A single-cup dripper needs a medium sized grind, like a coarse table salt and usually, takes between 2 and 5 minutes to brew. When it comes to the pour over method the biggest challenge is the actual pour over technique. Everything, from the way you pour, the speed at which you pour and even the number of pours will give you different tasting coffee. My rule of thumb is to keep whichever technique you start with right to the end of that particular pour. This will yield the most consistent results.
Who needs a pour over
A pour over is for someone who considers themselves to be a bit of a coffee barista but knows they still have a fair amount to learn. If you enjoy your morning routine being almost a little ritual-like, then a pour over is perfect for you.

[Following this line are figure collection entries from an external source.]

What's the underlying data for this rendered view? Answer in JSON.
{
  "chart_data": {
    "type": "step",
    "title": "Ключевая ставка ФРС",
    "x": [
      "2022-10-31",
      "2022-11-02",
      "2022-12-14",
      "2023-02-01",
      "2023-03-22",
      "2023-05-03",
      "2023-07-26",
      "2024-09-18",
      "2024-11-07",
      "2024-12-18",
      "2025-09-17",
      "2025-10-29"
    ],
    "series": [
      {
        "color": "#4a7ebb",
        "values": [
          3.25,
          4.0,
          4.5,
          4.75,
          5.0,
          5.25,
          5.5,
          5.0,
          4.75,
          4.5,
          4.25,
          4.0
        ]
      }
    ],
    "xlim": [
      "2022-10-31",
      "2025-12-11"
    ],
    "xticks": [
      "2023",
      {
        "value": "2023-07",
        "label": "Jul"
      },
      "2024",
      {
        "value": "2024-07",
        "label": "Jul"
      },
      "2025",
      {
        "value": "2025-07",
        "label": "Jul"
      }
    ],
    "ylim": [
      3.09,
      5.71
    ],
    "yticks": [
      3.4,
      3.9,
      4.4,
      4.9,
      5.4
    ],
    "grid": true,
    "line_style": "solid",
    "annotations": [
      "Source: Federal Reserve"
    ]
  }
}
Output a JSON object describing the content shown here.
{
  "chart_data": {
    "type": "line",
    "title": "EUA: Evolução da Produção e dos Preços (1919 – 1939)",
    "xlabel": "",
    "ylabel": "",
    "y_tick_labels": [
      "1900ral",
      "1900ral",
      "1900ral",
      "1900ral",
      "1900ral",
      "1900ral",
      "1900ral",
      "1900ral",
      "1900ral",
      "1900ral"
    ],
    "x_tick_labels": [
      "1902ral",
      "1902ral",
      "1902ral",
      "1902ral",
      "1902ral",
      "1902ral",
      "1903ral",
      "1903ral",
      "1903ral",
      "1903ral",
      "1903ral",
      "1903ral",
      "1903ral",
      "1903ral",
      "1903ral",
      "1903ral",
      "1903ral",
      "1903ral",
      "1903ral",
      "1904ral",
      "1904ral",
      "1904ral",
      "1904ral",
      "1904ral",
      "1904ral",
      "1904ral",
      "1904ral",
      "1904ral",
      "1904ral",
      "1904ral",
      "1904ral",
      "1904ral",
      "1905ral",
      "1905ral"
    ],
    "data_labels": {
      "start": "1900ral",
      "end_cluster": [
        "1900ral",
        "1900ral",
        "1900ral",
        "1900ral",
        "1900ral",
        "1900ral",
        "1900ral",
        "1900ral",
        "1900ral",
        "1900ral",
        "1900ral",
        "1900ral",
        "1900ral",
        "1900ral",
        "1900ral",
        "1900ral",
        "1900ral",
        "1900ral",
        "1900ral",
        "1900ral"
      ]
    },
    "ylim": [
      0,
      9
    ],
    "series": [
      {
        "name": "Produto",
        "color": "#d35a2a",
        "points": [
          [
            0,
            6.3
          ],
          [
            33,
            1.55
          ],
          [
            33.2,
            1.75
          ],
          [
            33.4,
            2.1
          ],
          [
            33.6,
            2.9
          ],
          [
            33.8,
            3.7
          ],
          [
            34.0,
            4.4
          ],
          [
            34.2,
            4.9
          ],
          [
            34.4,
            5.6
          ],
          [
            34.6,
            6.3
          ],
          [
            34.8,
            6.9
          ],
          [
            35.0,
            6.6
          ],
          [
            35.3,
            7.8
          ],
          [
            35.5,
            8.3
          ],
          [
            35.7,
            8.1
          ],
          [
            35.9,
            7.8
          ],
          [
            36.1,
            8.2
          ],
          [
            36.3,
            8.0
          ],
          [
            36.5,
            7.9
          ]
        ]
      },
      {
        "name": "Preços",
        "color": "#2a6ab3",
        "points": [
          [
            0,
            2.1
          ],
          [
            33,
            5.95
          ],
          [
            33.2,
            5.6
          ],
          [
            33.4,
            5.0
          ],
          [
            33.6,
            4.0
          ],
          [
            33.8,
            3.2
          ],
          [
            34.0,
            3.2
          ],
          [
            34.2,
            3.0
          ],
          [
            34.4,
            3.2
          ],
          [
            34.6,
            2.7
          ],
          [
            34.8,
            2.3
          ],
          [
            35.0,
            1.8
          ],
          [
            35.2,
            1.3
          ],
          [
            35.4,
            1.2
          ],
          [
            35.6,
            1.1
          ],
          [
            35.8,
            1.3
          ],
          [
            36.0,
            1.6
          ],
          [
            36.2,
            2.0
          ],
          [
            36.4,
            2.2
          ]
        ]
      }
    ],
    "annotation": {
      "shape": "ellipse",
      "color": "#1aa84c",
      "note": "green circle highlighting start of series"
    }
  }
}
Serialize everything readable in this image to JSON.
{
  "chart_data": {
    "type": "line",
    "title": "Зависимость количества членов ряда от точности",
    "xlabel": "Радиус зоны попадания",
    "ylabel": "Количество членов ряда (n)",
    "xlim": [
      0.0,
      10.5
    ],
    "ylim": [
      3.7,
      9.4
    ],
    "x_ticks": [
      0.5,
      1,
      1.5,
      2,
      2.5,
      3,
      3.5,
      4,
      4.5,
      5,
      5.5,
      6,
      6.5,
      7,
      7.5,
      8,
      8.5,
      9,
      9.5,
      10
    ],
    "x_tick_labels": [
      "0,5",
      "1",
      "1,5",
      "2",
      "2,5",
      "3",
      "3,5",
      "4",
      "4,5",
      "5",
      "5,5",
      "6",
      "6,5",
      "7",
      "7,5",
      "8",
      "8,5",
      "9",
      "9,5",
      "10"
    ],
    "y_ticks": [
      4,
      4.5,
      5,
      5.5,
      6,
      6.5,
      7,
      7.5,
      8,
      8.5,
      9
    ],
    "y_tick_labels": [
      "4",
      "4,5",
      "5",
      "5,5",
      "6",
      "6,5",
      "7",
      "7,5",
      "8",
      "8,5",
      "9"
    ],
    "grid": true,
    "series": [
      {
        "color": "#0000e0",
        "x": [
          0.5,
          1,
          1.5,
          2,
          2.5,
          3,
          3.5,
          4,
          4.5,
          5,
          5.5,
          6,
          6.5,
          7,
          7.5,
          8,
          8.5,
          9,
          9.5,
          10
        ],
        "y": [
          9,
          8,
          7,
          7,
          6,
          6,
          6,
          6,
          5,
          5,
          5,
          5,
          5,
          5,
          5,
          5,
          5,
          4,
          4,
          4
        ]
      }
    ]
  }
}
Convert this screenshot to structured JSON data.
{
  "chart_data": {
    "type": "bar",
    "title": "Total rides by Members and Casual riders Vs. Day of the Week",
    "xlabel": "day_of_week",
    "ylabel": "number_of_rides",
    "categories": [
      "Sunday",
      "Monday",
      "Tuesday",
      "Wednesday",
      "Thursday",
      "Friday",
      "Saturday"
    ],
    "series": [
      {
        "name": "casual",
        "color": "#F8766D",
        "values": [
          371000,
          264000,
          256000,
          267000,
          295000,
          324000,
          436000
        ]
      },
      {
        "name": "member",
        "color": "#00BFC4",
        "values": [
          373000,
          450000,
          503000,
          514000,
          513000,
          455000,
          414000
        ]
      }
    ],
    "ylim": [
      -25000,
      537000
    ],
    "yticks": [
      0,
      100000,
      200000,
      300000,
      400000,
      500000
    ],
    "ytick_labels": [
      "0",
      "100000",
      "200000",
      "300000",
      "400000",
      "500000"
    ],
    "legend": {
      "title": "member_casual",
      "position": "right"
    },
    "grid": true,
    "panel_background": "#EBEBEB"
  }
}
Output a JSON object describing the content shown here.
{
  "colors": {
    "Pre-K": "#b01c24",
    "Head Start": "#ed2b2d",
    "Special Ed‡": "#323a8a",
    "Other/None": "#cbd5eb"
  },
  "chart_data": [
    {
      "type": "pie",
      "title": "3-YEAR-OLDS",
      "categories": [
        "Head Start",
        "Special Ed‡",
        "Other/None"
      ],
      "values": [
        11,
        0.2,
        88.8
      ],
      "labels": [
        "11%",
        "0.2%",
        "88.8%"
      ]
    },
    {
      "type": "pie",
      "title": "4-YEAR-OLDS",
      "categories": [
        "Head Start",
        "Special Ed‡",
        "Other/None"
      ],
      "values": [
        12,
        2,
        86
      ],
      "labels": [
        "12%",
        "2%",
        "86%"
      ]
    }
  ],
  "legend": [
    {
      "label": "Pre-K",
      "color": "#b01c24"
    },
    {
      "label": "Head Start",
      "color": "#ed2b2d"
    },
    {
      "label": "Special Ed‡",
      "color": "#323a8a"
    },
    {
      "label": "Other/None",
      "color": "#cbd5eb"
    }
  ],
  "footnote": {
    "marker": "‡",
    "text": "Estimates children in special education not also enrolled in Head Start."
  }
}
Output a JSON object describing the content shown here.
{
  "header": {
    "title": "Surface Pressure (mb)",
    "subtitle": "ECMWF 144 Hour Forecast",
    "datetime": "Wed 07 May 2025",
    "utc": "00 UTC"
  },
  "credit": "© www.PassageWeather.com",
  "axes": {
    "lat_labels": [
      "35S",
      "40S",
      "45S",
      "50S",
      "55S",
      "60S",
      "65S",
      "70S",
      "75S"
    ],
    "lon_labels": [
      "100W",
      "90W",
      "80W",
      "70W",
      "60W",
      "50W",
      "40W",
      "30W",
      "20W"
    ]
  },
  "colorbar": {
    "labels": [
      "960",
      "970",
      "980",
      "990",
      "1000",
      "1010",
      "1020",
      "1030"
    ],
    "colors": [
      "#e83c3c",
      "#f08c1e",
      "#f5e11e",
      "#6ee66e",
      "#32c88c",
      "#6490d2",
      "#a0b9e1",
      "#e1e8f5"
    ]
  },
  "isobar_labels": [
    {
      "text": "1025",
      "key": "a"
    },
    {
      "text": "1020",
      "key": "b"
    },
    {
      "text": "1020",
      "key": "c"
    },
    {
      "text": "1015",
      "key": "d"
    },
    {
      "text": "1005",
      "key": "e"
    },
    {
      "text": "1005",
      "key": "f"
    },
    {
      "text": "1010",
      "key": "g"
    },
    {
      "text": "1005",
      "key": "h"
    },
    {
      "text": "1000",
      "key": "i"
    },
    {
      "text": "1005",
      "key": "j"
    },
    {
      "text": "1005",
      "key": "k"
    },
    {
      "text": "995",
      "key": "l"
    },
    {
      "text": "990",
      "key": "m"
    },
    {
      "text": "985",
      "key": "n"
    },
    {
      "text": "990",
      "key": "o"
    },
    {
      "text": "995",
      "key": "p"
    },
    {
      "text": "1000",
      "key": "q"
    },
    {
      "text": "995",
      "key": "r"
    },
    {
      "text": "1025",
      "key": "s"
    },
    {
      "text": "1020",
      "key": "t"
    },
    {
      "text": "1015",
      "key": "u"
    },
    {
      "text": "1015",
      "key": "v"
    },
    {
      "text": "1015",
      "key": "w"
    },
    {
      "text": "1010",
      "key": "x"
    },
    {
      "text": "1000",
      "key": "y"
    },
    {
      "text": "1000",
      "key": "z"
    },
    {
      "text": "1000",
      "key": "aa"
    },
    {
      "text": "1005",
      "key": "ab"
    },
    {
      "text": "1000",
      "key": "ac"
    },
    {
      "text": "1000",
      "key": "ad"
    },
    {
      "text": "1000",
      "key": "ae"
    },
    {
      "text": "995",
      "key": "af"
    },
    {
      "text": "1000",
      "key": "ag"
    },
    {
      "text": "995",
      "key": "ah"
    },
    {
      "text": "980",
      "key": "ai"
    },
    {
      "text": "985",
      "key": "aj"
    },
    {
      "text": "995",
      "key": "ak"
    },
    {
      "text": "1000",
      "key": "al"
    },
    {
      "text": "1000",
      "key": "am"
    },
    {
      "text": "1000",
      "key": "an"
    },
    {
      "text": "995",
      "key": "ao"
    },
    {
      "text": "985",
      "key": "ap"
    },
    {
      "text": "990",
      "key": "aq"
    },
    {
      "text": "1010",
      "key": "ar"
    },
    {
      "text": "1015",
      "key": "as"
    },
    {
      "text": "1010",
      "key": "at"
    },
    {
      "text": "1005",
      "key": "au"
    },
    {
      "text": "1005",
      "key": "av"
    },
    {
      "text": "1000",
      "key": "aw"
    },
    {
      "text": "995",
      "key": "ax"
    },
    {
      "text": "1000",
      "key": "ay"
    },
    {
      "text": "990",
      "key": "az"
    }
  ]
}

To see someone brew a cup of coffee using a siphon is watching poetry in motion, It’s theatrical, intricate and aside from espresso, it’s possibly the most technique-heavy way of brewing coffee. Using a flannel cloth, siphon coffee is filtered through, and the texture is as luxurious as the method itself. Coffee grind size is similar to table salt, the coarse type, but along with that the water temperature needs to be stable and you need to know just how much you need to stir the grounds.
The type of people who will enjoy siphon brewing
Craftsmen, coffee geeks and those who love science almost as much as they love their coffee. While I appreciate the skill and artistry that goes into siphon brewing, I still have to master the technique, to the point where the coffee is actually palatable.
As you can see, there is a myriad of ways to brew the perfect cup, and I know which is mine, but coffee, and the enjoyment of it is a very personal experience. Have I included your coffee brewing method? If not, let me know.